Whisky decarbonisation potential using bio-waste

Abstract

The objective was to investigate the potential of the Scottish Whisky industry to employ the circular economy to decarbonise and reduce costs, using its own bio-waste as a source of energy to power distilleries. The analysis uses a literature review of the fossil fuel energy for heat used in modern distilleries in terms of MJ/Lalcohol. It then determines the energy content of the whisky distillery bio-wastes: draff, pot ale, spent lees and wash (SLW). Outside the distillery there are bio-wastes in the barley straw on farms and from the malt-house, barley husks, rootlets and dark grains and the maturation barrel preparation area with a wood char waste. The energy in the wastes is also expressed as MJ/Lalcohol which then enables the determination of the proportion of the energy to operate the distillery that can be provided from the bio-waste. The distillery wastes all have a high water content, the amount of which is reviewed. The energy to evaporate this water is determined to give the net energy from the bio-wastes.
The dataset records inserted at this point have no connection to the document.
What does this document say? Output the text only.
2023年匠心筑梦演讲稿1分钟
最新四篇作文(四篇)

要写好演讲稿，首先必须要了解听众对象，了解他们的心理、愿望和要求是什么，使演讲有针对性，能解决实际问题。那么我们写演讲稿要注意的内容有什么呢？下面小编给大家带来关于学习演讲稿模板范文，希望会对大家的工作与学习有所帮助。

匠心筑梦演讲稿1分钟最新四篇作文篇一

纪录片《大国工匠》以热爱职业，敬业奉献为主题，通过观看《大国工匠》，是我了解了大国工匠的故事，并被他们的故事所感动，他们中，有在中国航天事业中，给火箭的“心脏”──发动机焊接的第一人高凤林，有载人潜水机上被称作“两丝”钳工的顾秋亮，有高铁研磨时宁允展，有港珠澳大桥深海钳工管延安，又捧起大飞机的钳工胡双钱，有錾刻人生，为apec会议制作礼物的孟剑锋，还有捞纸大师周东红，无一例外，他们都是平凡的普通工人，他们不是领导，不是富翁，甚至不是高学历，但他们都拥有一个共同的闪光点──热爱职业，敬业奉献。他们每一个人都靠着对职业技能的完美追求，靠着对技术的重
The findings are that in the distillery, including the energy to evaporate water, requires 60 MJ/Lalcohol, with half of this used to evaporate water. Most of the energy in wet wastes is used to evaporate the water and there is only 8.7 MJ/Lalcohol to contribute to the distillery energy requirements. For dry draff and PAS the energy is sufficient to operate the distillery, but the energy to dry the draff has to be provided at some stage in the process. However, there is enough energy in barley straw and malthouse wastes to provide the rest of the heat required in a distillery and to completely decarbonise the whisky industry. This is the first time that all the bio-wastes have been assessed in whisky manufacture, from the farm to the maturation barrel stores. It is proposed that the best way to use these diverse bio-wastes is gasification of the solid wet waste to produce a biomass gasification gas (BGG) with direct burning of the BGG to generate the heat to burn the PA and SLW and evaporate the water.